Limitations on Government Expenditure
The limits faced by the government when using this method of financing its expenditure will be twofold. First, it will not be possible to get a purchase refinanced if the government is unable to honour its commitments. Second, the flexibility of budgetary allocations will be reduced. The budget allocated for purchasing goods on mark-up, for example, cannot be utilised for hiring people. Both these factors will require a degree of discipline on the part of the government vis-a-vis its expenditure, which in any case will be a welcome development given the ever-increasing government expenditure encouraged by the easy availability of interest-based financing.
Since the theory and practice of Islamic modes of financing are both clear and well-established, it is only a matter of establishing a committee comprising of officials from the economic and finance ministries, public sector financial institutions and experts in system development to develop a system, using the established Islamic modes of financing, that would meet the needs of each government.
Interim Solution
A change to the system described above and the subsequent adjustments to government expenditure procedures and policies need not take much time and effort. There will, however, be a need for some interim measures. The suggestion of indexation of government loans with the rate of inflation or paying some extra amount (without guaranteeing anything in advance) is an acceptable solution as far as government needs are concerned. Whilst, so far, Sharia scholars have rejected this concept as a tool for general application, the case for a special application to achieve a specific purpose is yet to be made.
Principles to be Considered
There are two principles of Fiqh which would allow the Sharia to consider an application permissible. One is the principle of necessity (Dharura) and the other is the principle of public interest (Masala al Mursala). The case should only be for the indexation of government loans and only until the new system is properly developed. The case should also focus on the needs of the economy. By applying this principle during the interim period, the danger of an economic crisis will be averted.

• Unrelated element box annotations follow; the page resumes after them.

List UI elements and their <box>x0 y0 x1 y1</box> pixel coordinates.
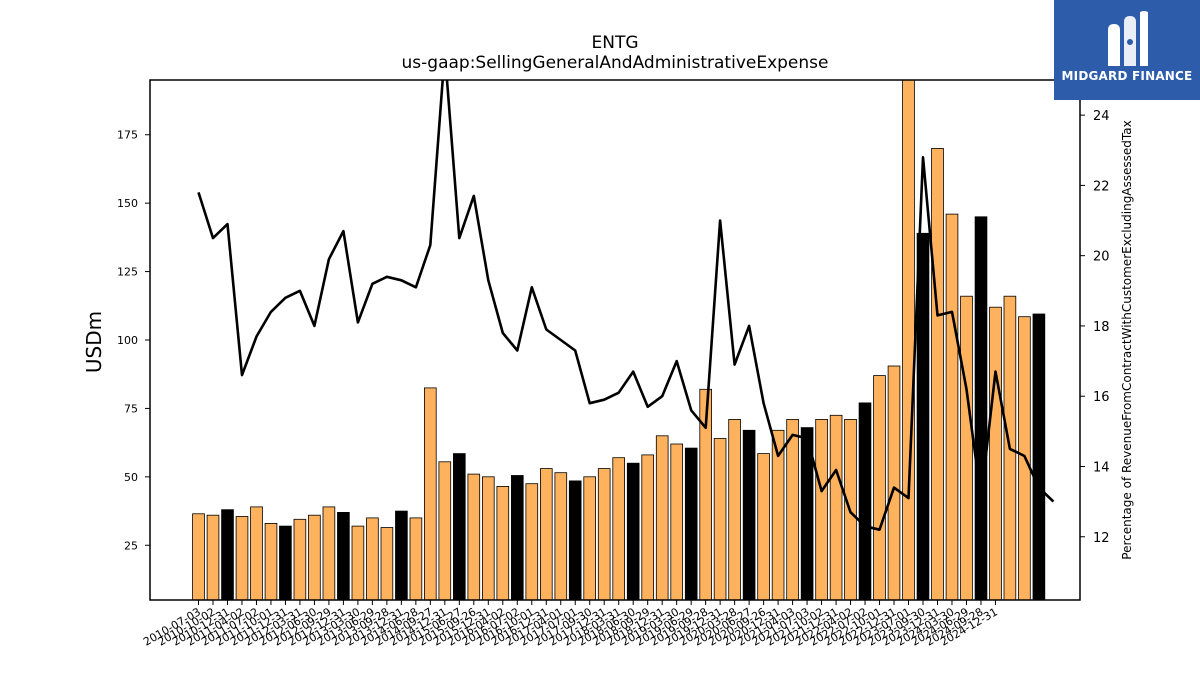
bar <box>540 468 553 600</box>
bar <box>250 506 263 600</box>
bar <box>612 457 625 600</box>
bar <box>235 516 249 600</box>
bar <box>568 480 582 600</box>
y2-tick-label: 24 <box>1093 109 1110 124</box>
bar <box>626 462 640 600</box>
x-axis-ticks: 2010-07-032010-10-022010-12-312011-04-02… <box>141 600 1000 649</box>
bar <box>974 216 988 600</box>
bar <box>380 527 394 600</box>
bar <box>423 387 437 600</box>
chart-subtitle: us-gaap:SellingGeneralAndAdministrativeE… <box>402 53 829 73</box>
bar <box>525 483 539 600</box>
y-axis-label: USDm <box>82 311 106 373</box>
logo-mark-icon <box>1108 11 1148 66</box>
bar <box>815 418 828 600</box>
bar <box>1032 313 1046 600</box>
bar <box>916 232 930 600</box>
logo-text: MIDGARD FINANCE <box>1061 69 1193 83</box>
bar <box>960 295 973 600</box>
y2-tick-label: 12 <box>1093 531 1110 546</box>
bar <box>510 475 524 600</box>
bar <box>945 213 959 600</box>
bar <box>742 429 756 600</box>
brand-logo: MIDGARD FINANCE <box>1054 0 1200 100</box>
y-axis-ticks: 25 50 75 100 125 150 175 <box>117 129 150 552</box>
y-tick-label: 150 <box>117 197 138 210</box>
bar <box>192 513 205 600</box>
y2-axis-label: Percentage of RevenueFromContractWithCus… <box>1120 120 1134 559</box>
y-tick-label: 25 <box>124 539 138 552</box>
y2-tick-label: 22 <box>1093 179 1110 194</box>
y-tick-label: 50 <box>124 471 138 484</box>
bar <box>786 418 799 600</box>
bar <box>597 468 611 600</box>
bar <box>467 473 481 600</box>
y2-tick-label: 18 <box>1093 320 1110 335</box>
bar <box>583 476 596 600</box>
series-line <box>197 80 1055 532</box>
bar <box>279 525 292 600</box>
y-tick-label: 75 <box>124 402 138 415</box>
bar <box>337 512 350 600</box>
bar <box>641 454 654 600</box>
bar <box>684 447 698 600</box>
bar <box>221 509 234 600</box>
bar <box>264 523 278 600</box>
y2-axis-ticks: 12 14 16 18 20 22 24 <box>1080 109 1110 546</box>
bar <box>713 438 727 600</box>
y2-tick-label: 16 <box>1093 390 1110 405</box>
bar <box>409 517 423 600</box>
bar <box>655 435 669 600</box>
y-tick-label: 175 <box>117 129 138 142</box>
y-tick-label: 100 <box>117 334 138 347</box>
bar <box>366 517 379 600</box>
bar <box>293 518 307 600</box>
bar <box>757 453 770 600</box>
bars <box>192 80 1046 600</box>
bar <box>670 443 683 600</box>
line-layer <box>197 80 1055 532</box>
bar <box>989 306 1002 600</box>
bar <box>438 461 452 600</box>
bar <box>206 514 220 600</box>
bar <box>308 514 321 600</box>
bar <box>452 453 466 600</box>
bar <box>887 365 901 600</box>
bar <box>351 525 365 600</box>
bar <box>902 80 915 600</box>
bar <box>395 510 408 600</box>
bar <box>322 506 336 600</box>
chart-title: ENTG <box>591 33 638 53</box>
y-tick-label: 125 <box>117 266 138 279</box>
bar <box>481 476 495 600</box>
bar <box>554 472 568 600</box>
bar <box>931 147 944 600</box>
bar <box>728 418 741 600</box>
y2-tick-label: 20 <box>1093 250 1110 265</box>
bar <box>496 485 510 600</box>
bar <box>800 427 814 600</box>
bar <box>873 375 886 600</box>
bar <box>829 414 843 600</box>
y2-tick-label: 14 <box>1093 460 1110 475</box>
bar <box>858 402 872 600</box>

Furthermore, the objectives of the Sharia include the protection of Maal. Since inflation reduces the value of financial resources, safeguarding them against inflation is, therefore, an objective acceptable to the Sharia. When financing on the basis of mark-up, leasing (ljara), profit-sharing or equity participation, the issue of protection against expected inflation is taken care of by negotiating the rate of mark-up, rent or profit-sharing. It is worth remembering that the shorter the period of the transaction, the greater the chances for acceptance by the Sharia. The salient points may be summarised as follows:
a) Although the issue of protection of Maal does not arise when the financing is on an Islamic basis, it is relevant when:
i. It is government expenditure that is to be financed,
ii. Islamic ways of financing government expenditure are not available as the system is still being developed, and
iii. the financing required by the government is essential and without it the economy is in danger of collapsing.
b. The issue of indexation (which is otherwise not permissible) deserves consideration because:
i. Its use is confined to government financing only,
ii. Its use is only for a limited period until the system of government financing on an Islamic basis becomes available,
iii. Serious efforts are being made by the government to develop an Islamic system for government financing and there is a definite time schedule for the completion of this task,
iv. As soon as the Islamic system of government financing is developed, the use of indexation as a tool for government financing will be immediately discontinued. It is likely that a joint committee comprising of Sharia scholars and government economists and policy makers appointed to consider these cases will come up with a workable solution acceptable to both the government and the Sharia.